# PA5: Estimating Classifier Accuracy

- Programmer: Lydia Lonzarich
- Class: CPSC 322-01, Fall 2025
- Programming Assignment #5
- Date of current version: 11/6/2025
- Description: this notebook evaluates the classification accuracy of kNN and dummy classifiers using different methods of dataset splitting. 

In [35]:
# import sys
# print(sys.executable)

# import sys
# !{sys.executable} -m pip install scikit-learn

In [7]:
# some useful mysklearn package import statements and reloads
import importlib

import numpy as np

import mysklearn.myutils
importlib.reload(mysklearn.myutils)
import mysklearn.myutils as myutils
from mysklearn.myutils import random_subsample, cross_val_predict, bootstrap_method

import mysklearn.mypytable
importlib.reload(mysklearn.mypytable)
from mysklearn.mypytable import MyPyTable 

import mysklearn.myclassifiers
importlib.reload(mysklearn.myclassifiers)
from mysklearn.myclassifiers import MyKNeighborsClassifier, MyDummyClassifier

import mysklearn.myevaluation
importlib.reload(mysklearn.myevaluation)
import mysklearn.myevaluation as myevaluation
from mysklearn.myevaluation import confusion_matrix

from tabulate import tabulate

# Step 0: Load the dataset

In [8]:
filename = "auto-data-removed-NA.txt"
pytable = MyPyTable()
pytable.load_from_file(filename)

# convert all integer values to floats.
pytable.convert_to_numeric()

# convert the dataset to an array.
data = np.array(pytable.data, dtype=object)

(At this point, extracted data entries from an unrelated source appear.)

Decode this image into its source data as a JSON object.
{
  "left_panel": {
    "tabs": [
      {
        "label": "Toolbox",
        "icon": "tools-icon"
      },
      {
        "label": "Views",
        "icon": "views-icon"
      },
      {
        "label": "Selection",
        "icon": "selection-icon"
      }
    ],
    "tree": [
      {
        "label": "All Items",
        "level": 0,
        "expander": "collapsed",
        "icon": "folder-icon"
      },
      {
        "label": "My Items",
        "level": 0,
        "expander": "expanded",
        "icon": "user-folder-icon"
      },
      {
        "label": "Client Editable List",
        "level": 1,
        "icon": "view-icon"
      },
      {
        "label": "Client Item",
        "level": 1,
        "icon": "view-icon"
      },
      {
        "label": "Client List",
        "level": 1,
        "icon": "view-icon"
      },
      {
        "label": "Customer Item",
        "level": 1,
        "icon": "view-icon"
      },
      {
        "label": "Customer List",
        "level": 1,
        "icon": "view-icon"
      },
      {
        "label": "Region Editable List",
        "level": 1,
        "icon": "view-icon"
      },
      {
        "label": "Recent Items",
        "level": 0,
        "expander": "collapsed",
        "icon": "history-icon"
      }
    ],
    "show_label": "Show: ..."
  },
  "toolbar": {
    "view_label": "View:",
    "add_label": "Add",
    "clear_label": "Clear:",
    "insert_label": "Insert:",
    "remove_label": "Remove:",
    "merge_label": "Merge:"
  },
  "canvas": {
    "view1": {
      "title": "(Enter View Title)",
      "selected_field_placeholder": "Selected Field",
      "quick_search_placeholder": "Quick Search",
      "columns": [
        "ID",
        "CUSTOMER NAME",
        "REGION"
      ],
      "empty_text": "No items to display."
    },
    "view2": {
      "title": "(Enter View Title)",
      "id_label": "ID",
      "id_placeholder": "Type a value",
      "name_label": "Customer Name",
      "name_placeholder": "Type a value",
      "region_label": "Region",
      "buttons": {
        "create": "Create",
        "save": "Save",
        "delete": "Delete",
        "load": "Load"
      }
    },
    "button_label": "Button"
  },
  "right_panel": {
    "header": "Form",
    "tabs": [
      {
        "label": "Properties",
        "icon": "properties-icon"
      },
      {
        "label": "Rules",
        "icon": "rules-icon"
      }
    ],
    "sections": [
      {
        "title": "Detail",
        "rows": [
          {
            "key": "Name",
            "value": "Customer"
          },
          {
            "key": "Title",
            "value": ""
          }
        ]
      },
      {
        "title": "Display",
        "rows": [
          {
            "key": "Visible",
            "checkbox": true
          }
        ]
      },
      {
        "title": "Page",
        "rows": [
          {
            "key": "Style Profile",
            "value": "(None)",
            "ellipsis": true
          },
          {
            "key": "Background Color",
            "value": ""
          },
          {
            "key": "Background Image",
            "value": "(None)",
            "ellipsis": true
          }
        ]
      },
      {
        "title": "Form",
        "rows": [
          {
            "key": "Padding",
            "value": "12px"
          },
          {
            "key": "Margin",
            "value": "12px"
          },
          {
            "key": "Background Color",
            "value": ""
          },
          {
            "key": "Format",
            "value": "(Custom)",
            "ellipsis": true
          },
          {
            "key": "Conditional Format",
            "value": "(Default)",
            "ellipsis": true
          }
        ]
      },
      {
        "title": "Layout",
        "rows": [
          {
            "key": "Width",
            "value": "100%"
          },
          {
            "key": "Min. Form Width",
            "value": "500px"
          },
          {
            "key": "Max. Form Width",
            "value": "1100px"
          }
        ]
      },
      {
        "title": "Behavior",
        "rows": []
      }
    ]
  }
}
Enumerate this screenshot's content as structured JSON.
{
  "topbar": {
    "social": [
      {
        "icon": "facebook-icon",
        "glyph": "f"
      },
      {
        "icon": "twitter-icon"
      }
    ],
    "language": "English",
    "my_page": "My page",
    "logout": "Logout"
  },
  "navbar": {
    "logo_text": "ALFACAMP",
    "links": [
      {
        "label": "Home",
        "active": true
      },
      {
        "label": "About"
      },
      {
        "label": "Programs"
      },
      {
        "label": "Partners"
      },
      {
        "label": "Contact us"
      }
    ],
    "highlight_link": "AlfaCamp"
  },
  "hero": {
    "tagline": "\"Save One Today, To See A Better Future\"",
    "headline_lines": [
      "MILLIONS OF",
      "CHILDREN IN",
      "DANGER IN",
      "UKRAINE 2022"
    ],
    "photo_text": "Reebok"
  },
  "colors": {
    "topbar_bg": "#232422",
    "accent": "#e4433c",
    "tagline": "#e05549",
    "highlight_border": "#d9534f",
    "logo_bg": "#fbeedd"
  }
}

# Step 1: Train / Test Sets: Random Sub-sampling
- In this step, I evaluate the performance of both the kNN and dummy classifiers on predicting DOE mpg ratings using random sub-sampling sampling strategy. I used the 'cylinders', 'weight', and 'acceleration' attributes and a randomized 2:1 train-test split ratio of the dataset, repeated k=10 times, to generate these predictions.
- Note: random subsampling == repeated random train/test splits, and is used to get a robust estimate of performance
- I assume this method for evaluating classifier accuracy will be least effective because we don't guarantee that all instances will appear in the train and test set at least once, nor that each instance will appear in the train/test set equally as often.

In [9]:
print("=============================")
print("STEP 1: Predictive Accuracy")
print("=============================")
print("Random Subsample (k=10, 2:1 Train/Test)")

# ** "get" X (data) and y (corresponding labels) out of the pytable.
# find indices of the 'cylinders', 'weight', 'acceleration', and 'mpg' column in the table.
cylinder_indices = pytable.column_names.index("cylinders")
weight_indices = pytable.column_names.index("weight")
acceleration_indices = pytable.column_names.index("acceleration")
mpg_indices = pytable.column_names.index("mpg")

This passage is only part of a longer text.